Since Apple refuses to allow merging of Apple IDs, I have multiple IDs: iCloud, iTunes and other. The way Apple implemented this, you have to use the Find My IPhone app or SMS. The Find My iPhone app is tied to iCloud so it can only be used with an iCloud account, making it useless for a separate iTunes account which is where my devices are registered. That leaves SMS, which also has issues since the same phone number can't be used for different accounts. Plus many people, myself included, don't pay for SMS so it costs them 20 cents per validation.
So Apple's whole 2 steps authentication fails as it has for most companies. Some, like Yahoo, can't even get it to work at all. I've never received a single verification SMS from Yahoo, no matter how many I request. Yahoo simply refuses to send it to me, despite my carrier being on their approved list.

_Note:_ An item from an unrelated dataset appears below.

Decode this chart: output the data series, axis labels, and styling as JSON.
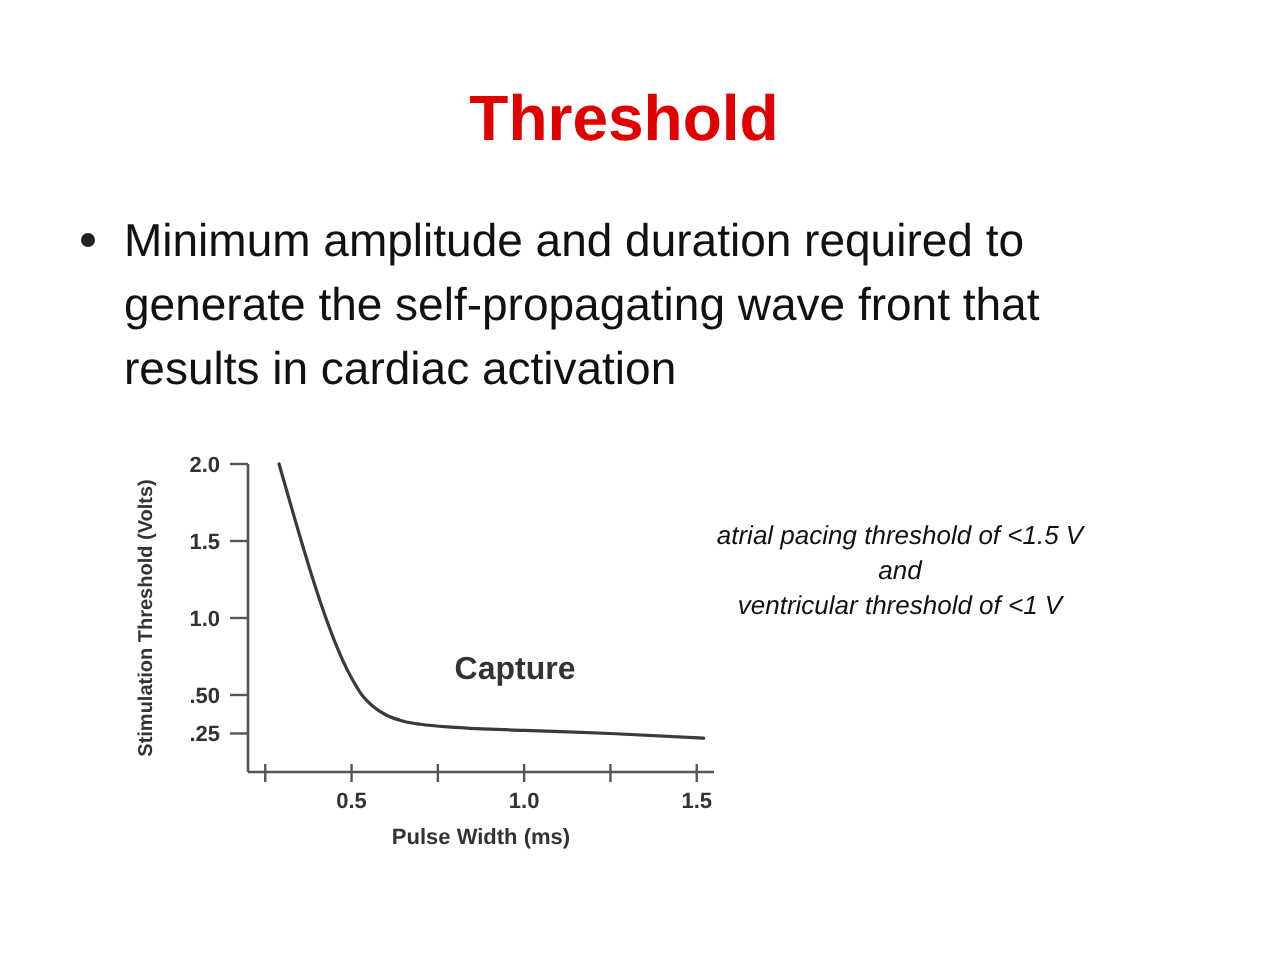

Yahoo's 2-factor implementation is rock bottom.
On the other end of the spectrum is Google, who is among only a handful of companies who have got 2-factor authentication right. With Google's one app, I can verify any number of Google and even Dropbox accounts. Other companies like Blizzard and Paypal (Verisign) use the same method.
Personally, I think all companies should use Google's authentication app of something similar. Implementing 2-factor authentication requiring SMS or an active Internet connection is simply a fail.